Un extrait d’un message adressé par l’une de ces accusatrices à Tariq Ramadan illustre le propos de l’ouvrage. Nous sommes page 128. R., une femme résidant en Belgique, apprend que Tariq Ramadan est sous le coup de deux plaintes pour viols en France. Elle s’exprime à la télévision belge puis, contactée par l’islamologue qui la traite de menteuse, lui adresse une réponse privée que Bernadette Sauvaget a pu lire. La voici: «Finir avec des hématomes, de la tête au pied et les parties intimes estropiées… Tu penses vraiment que j’avais besoin de cela? J’ai pris en photo mon corps que tu t’amusais à mutiler et c’est vraiment ignoble. Mais j’allais trop mal pour lutter contre tout ce qui venait de toi. Trop mal… Alors j’ai capitulé, abandonné toute résistance. Plus de forces, plus d’esprit critique. Et tu as profité de mes souffrances, de ma détresse, de ma fragilité, de mes problèmes et de ma vulnérabilité pour te foutre de moi et m’achever.»
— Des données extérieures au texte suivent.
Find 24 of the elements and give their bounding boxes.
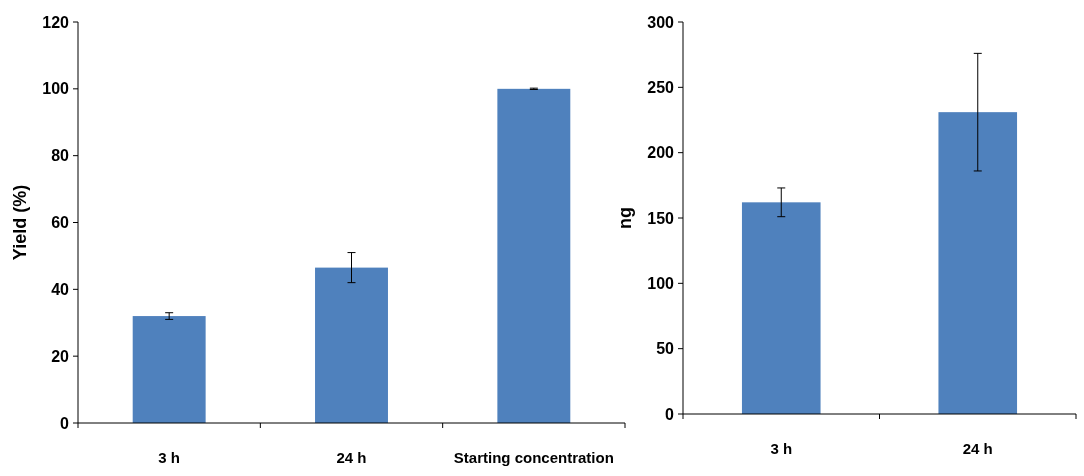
y-tick-label: 0: [665, 405, 675, 423]
y-tick-label: 0: [60, 414, 70, 432]
x-tick-label: 24 h: [962, 440, 993, 457]
y-tick-label: 60: [51, 214, 70, 232]
x-tick-label: 3 h: [158, 449, 181, 466]
y-tick-label: 150: [647, 209, 675, 227]
y-tick-label: 250: [647, 78, 675, 96]
y-tick-label: 100: [42, 80, 70, 98]
y-tick-label: 80: [51, 147, 70, 165]
y-axis-title: Yield (%): [10, 184, 30, 261]
y-tick-label: 50: [656, 340, 675, 358]
x-tick-label: Starting concentration: [453, 449, 614, 466]
y-tick-label: 40: [51, 280, 70, 298]
bar: [497, 88, 571, 423]
x-tick-label: 24 h: [336, 449, 367, 466]
y-tick-label: 100: [647, 274, 675, 292]
y-axis-title: ng: [615, 207, 635, 229]
bar: [132, 316, 206, 423]
bar: [315, 267, 388, 423]
y-tick-label: 300: [647, 13, 675, 31]
x-tick-label: 3 h: [770, 440, 793, 457]
y-tick-label: 120: [42, 13, 70, 31]
y-tick-label: 20: [51, 347, 70, 365]
y-tick-label: 200: [647, 144, 675, 162]
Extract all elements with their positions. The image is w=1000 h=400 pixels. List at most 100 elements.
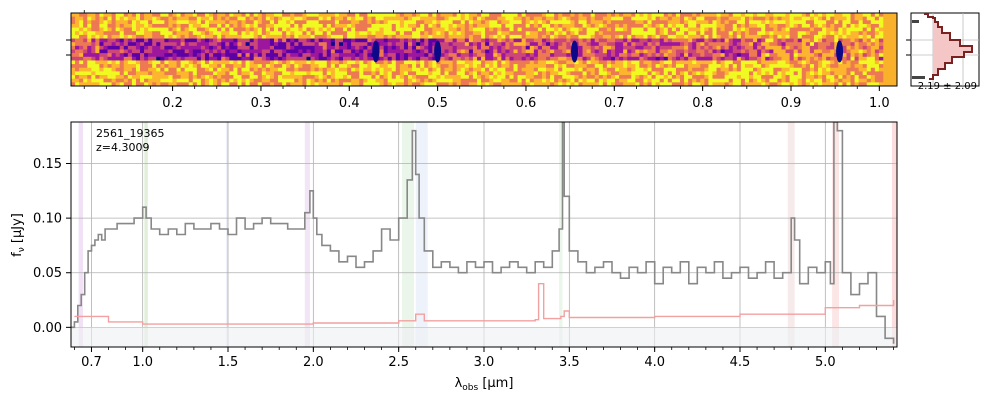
heatmap-cell	[850, 67, 855, 72]
heatmap-cell	[809, 31, 815, 36]
heatmap-cell	[781, 49, 786, 54]
heatmap-cell	[688, 75, 693, 79]
heatmap-cell	[761, 23, 766, 28]
heatmap-cell	[675, 71, 681, 76]
heatmap-cell	[749, 71, 754, 76]
heatmap-cell	[680, 60, 685, 65]
heatmap-cell	[127, 45, 133, 50]
heatmap-cell	[314, 60, 319, 65]
heatmap-cell	[753, 64, 758, 69]
heatmap-cell	[428, 34, 433, 39]
heatmap-cell	[878, 23, 884, 28]
heatmap-cell	[395, 20, 401, 25]
heatmap-cell	[99, 75, 104, 79]
heatmap-cell	[667, 27, 673, 32]
heatmap-cell	[813, 20, 819, 25]
heatmap-cell	[805, 16, 811, 21]
heatmap-cell	[294, 53, 299, 58]
heatmap-cell	[541, 16, 547, 21]
heatmap-cell	[383, 42, 388, 47]
heatmap-cell	[363, 42, 368, 47]
heatmap-cell	[562, 49, 567, 54]
heatmap-cell	[509, 34, 514, 39]
heatmap-cell	[485, 60, 490, 65]
heatmap-cell	[355, 78, 360, 83]
heatmap-cell	[631, 64, 636, 69]
heatmap-cell	[237, 16, 242, 21]
heatmap-cell	[103, 38, 108, 43]
heatmap-cell	[87, 78, 92, 83]
heatmap-cell	[460, 20, 466, 25]
heatmap-cell	[468, 23, 474, 28]
heatmap-cell	[675, 20, 681, 25]
heatmap-cell	[826, 78, 831, 83]
heatmap-cell	[298, 82, 303, 86]
heatmap-cell	[432, 13, 437, 17]
heatmap-cell	[111, 56, 116, 61]
heatmap-cell	[237, 53, 242, 58]
heatmap-cell	[338, 71, 344, 76]
heatmap-cell	[233, 82, 238, 86]
heatmap-cell	[87, 38, 92, 43]
heatmap-cell	[509, 75, 514, 79]
heatmap-cell	[432, 60, 437, 65]
heatmap-cell	[728, 60, 734, 65]
heatmap-cell	[229, 42, 234, 47]
heatmap-cell	[594, 31, 600, 36]
heatmap-cell	[436, 60, 441, 65]
heatmap-cell	[659, 42, 665, 47]
heatmap-cell	[615, 49, 620, 54]
heatmap-cell	[343, 45, 348, 50]
heatmap-cell	[850, 23, 855, 28]
heatmap-cell	[529, 38, 535, 43]
heatmap-cell	[813, 56, 819, 61]
heatmap-cell	[826, 38, 831, 43]
heatmap-cell	[753, 23, 758, 28]
heatmap-cell	[818, 20, 823, 25]
heatmap-cell	[574, 60, 579, 65]
heatmap-cell	[452, 60, 457, 65]
heatmap-cell	[818, 34, 823, 39]
heatmap-cell	[472, 56, 478, 61]
heatmap-cell	[635, 23, 640, 28]
heatmap-cell	[347, 53, 352, 58]
heatmap-cell	[497, 16, 502, 21]
heatmap-cell	[744, 49, 750, 54]
heatmap-cell	[854, 49, 859, 54]
heatmap-cell	[566, 53, 571, 58]
heatmap-cell	[253, 56, 259, 61]
heatmap-cell	[156, 20, 161, 25]
heatmap-cell	[75, 34, 80, 39]
heatmap-cell	[521, 64, 527, 69]
heatmap-cell	[188, 64, 194, 69]
heatmap-cell	[801, 31, 807, 36]
heatmap-cell	[204, 75, 210, 79]
heatmap-cell	[663, 23, 669, 28]
heatmap-cell	[135, 56, 141, 61]
heatmap-cell	[862, 56, 868, 61]
heatmap-cell	[606, 45, 612, 50]
heatmap-cell	[176, 53, 181, 58]
heatmap-cell	[615, 13, 620, 17]
heatmap-cell	[75, 53, 80, 58]
heatmap-cell	[375, 23, 380, 28]
heatmap-cell	[456, 38, 462, 43]
heatmap-cell	[598, 75, 604, 79]
heatmap-cell	[257, 49, 263, 54]
heatmap-cell	[334, 71, 340, 76]
heatmap-cell	[444, 56, 449, 61]
heatmap-cell	[753, 56, 758, 61]
heatmap-cell	[188, 31, 194, 36]
heatmap-cell	[813, 45, 819, 50]
heatmap-cell	[399, 23, 405, 28]
heatmap-cell	[334, 75, 340, 79]
heatmap-cell	[347, 34, 352, 39]
heatmap-cell	[209, 56, 214, 61]
heatmap-cell	[387, 53, 393, 58]
heatmap-cell	[249, 64, 254, 69]
heatmap-cell	[477, 64, 482, 69]
heatmap-cell	[582, 31, 587, 36]
heatmap-cell	[582, 75, 587, 79]
heatmap-cell	[647, 82, 652, 86]
heatmap-cell	[501, 78, 506, 83]
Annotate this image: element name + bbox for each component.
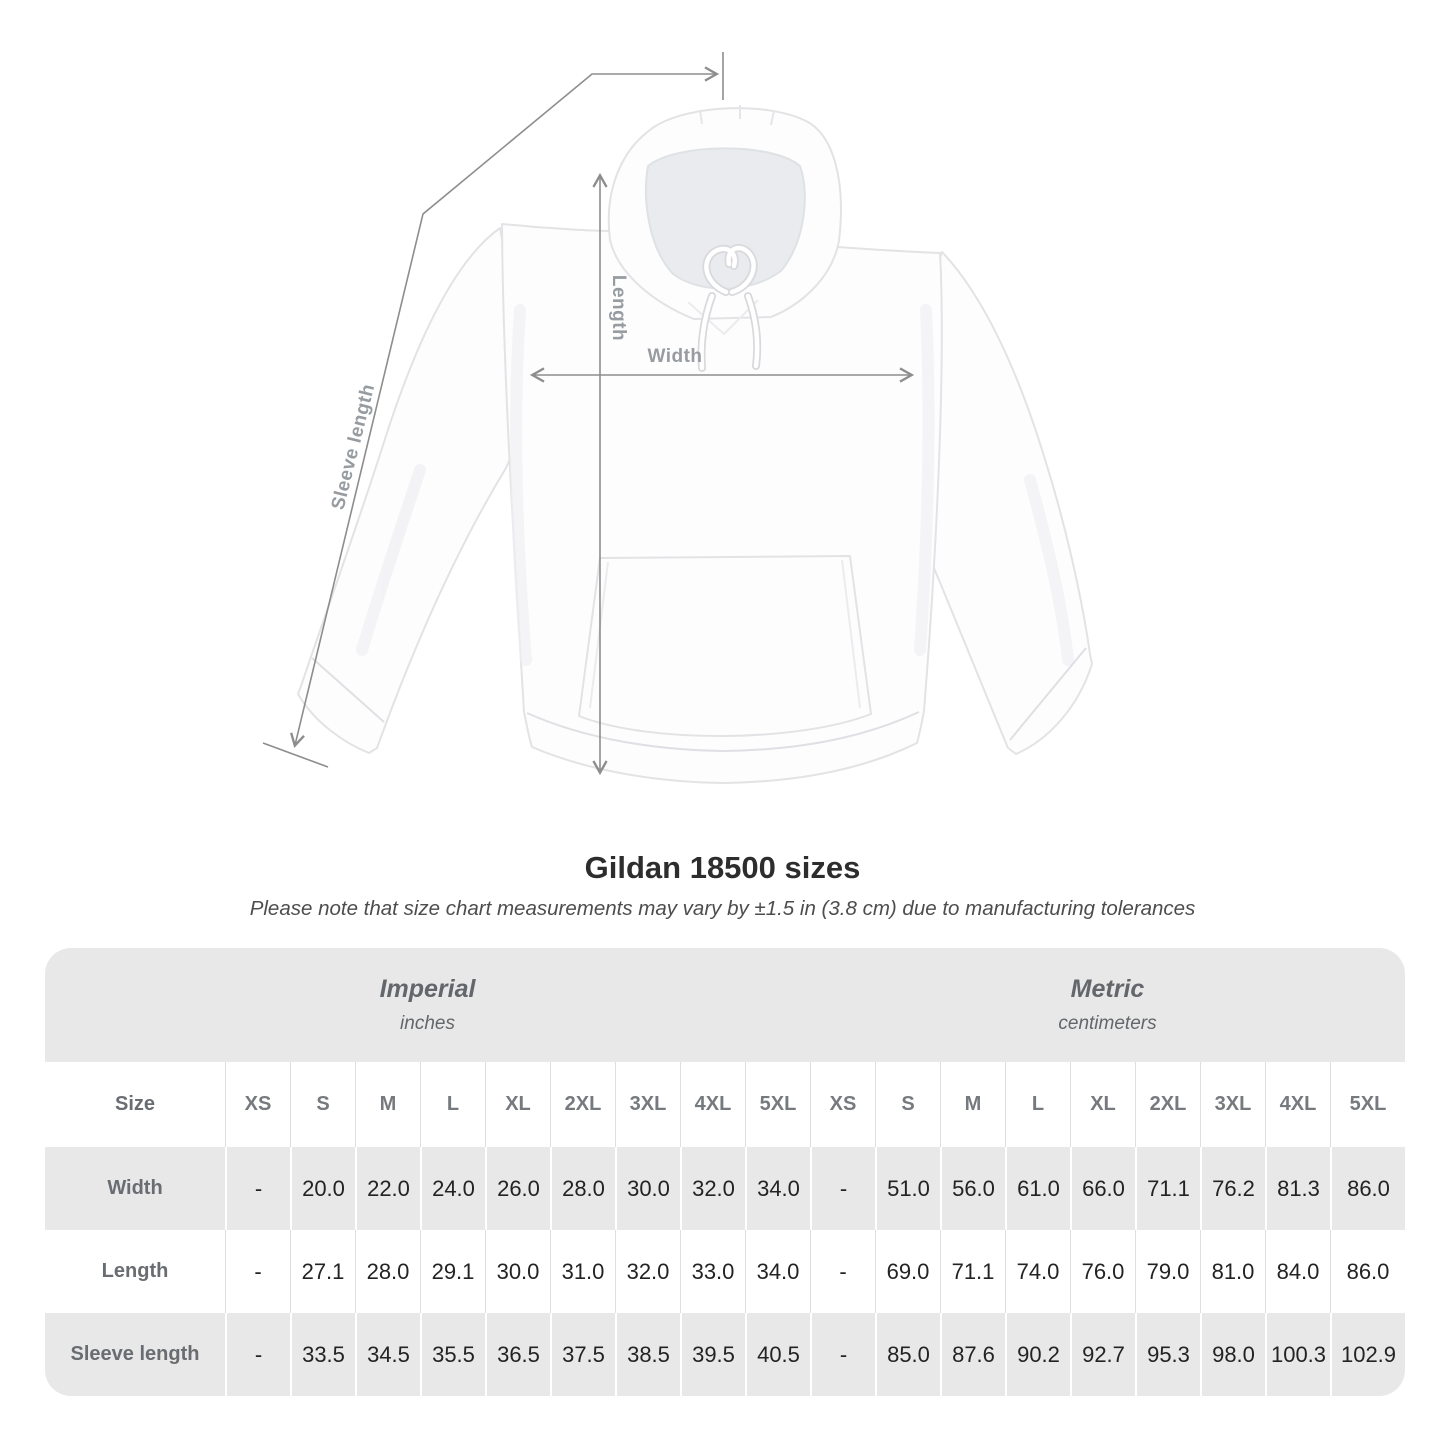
size-col-header: 4XL [1265, 1062, 1330, 1147]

Peut-on accepter, dès lors, que cette affaire traîne en longueur? Après plus de neuf mois d’incarcération, dont il dépeint dans son livre les conditions éprouvantes, Tariq Ramadan a été libéré le 15 novembre 2018, sous caution et avec obligation de se rendre chaque semaine au commissariat. Il est depuis assigné à résidence en France et s’est vu à la fin août refuser l’autorisation de se rendre à Londres, où il dispose d’un domicile.
Atermoiements judiciaires
Que va-t-il donc se passer? «L’un des éléments de réponse se trouve en Suisse où la justice n’a toujours pas auditionné, ni confronté les protagonistes, Tariq Ramadan et Brigitte (longuement rencontrée à Genève par l’auteure), remarque Bernadette Sauvaget. Je ne doute pas que la police a fait son travail. C’est désormais aux juges d’instruction français de fixer les dates afin que le procureur suisse se déplace en France pour les auditions et les confrontations. Je rappelle que la plainte de Brigitte a été déposée il y a un an et demi.»
Les atermoiements judiciaires semblent avoir été en partie causés par des problèmes de procédures entre la Confédération et la France. Mais peut-on en rester là alors qu’une quatrième plainte vient d’être déposée en France par une femme qui dit avoir été violée en mai 2014 à Lyon. «La justice helvétique devrait se déplacer à l’automne à Paris, complète Bernadette Sauvaget. Pour les plaignantes, ces procédures sont très lourdes à vivre d’autant qu’elles font l’objet de campagnes violentes sur les réseaux sociaux.»